Selasa, 15 Juli 2008

PENGAKUAN WILAYAH KONFLIK RUANG

PENGAKUAN WILAYAH KONFLIK RUANG

ANTARA KEPENTINGAN RAKYAT DAN PELESTARIAN


PENDAHULUAN

Dalam pengelolaan wilayah kita mengenal area-area yang dilindungi (kawasan konservasi), wilayah-wilayah tersebut di perlakukan secara khusus agar seluruh komponen yang dapat dalam wilayah itu secara ideal dapat terjaga kelangsungannya, baik itu dunia hewan, tumbuhan maupun kondisi air dan tanah.

Ide perlindungan suatu wilayah secara ideal tentunya di harapkan agar seluruh aspek yang membentuk suatu lingkungan hidup secara efektif mampu melangsungkan keberadaaannya sebagai satu kesatuan yang terangkai secara mutlak. Salah satu aspek yang membentuk lingkungan hidup yang bermasalah atau rusak misalnya, maka keberadaan aspek yang lainnyapun mestinya terganggu. Ini artinya konsep perlindungan suatu wilayah dari ruang muka bumi adalah konsep menjaga keseluruhan komponen yang membentuk lingkungan tanpa terkecuali. Sekali lagi kita mengecualikan aspek tertentu, maka konsep perlindungan yang di maksud tentunya tidak ada argumennya untuk di jelaskan dan apalgi untuk pertahanan.


Beberapa kalimat di atas diungkapkan untuk memperjelas bahwa tidak mustahil konsep perlingdungan suatu kawasan tertentu dalam implementasinya hanya menyangkut pada aspek tertentu saja. Para pengelola kawasan perlindungan, katakanlah Taman Nasional misalnya, akan dengan sekuat tenaga untuk mempertahankan “Monyet Hitam” di wilayah kerjanya hanya karena monyet hitam merupakan penghuni diwilayah tersebut dan tidak di temukan di tempat lain. Di sisi lain manusia sebagai salah satu komponen lingkungan hidup yang punya salah satu komponen lingkungan hidup yang punya kepentingan ayang sama akan ruang dengan monyet hitam tersebut, pengelola justru diabaikan. Intinya para pengelola wilayah perlindungan tidak segan-segan merepakan prinsip “Lindung Monyet Hitam” persetan dengan manusia yang ada di sekitarnya. Mereka lupa ada kepentingan yang sama akan ruang muka bumi antara monyet dan manusia. Maka tidak heran sering sekali terjadi konflik antara kepentingan pengelola wilayah dengan perlindungan dengan masyarakat di sekitarnya.

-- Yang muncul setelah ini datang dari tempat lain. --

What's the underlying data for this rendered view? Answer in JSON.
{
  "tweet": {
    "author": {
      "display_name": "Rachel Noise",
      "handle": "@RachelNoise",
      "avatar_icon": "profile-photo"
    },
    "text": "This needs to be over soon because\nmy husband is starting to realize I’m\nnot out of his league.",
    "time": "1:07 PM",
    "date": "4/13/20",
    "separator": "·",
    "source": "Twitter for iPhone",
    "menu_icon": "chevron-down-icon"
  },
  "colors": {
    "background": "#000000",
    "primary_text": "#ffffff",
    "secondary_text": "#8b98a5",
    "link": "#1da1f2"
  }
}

Kaitannya dengan permasalahan tersebut, perlu juga ada beberapa penjelasan tentang kepentingan-kepentingan manusia/masyarakat yang mendiami wilayah itu dengan suatu kawasan yang secara hukum dilindungi. Penjelasan ini diawali dengan mengungkapkan konflik-konflik yang dapat terjadi dalam pengelolaan kawasan perlindungan/kawasan konservasi.

KONFLIK RUANG

Manusia akan selalu memilik kepentingan dengan yang namanya RUANG. Yang membedakan kualitas kepentingannya barangkali hanya ada sebagian orang yang secara langsung berhubungan dengan ruang dalam memenuhi kebutuhannya. Orang yang masuk kelompok ini adalah orang yang mencari nafkah dalam bidang pertanian. Di sisi lain ada sebagian orang yang tidak secara langsung berkepentingan dengan ruang, walaupun ada kepentingannya relatif kecil.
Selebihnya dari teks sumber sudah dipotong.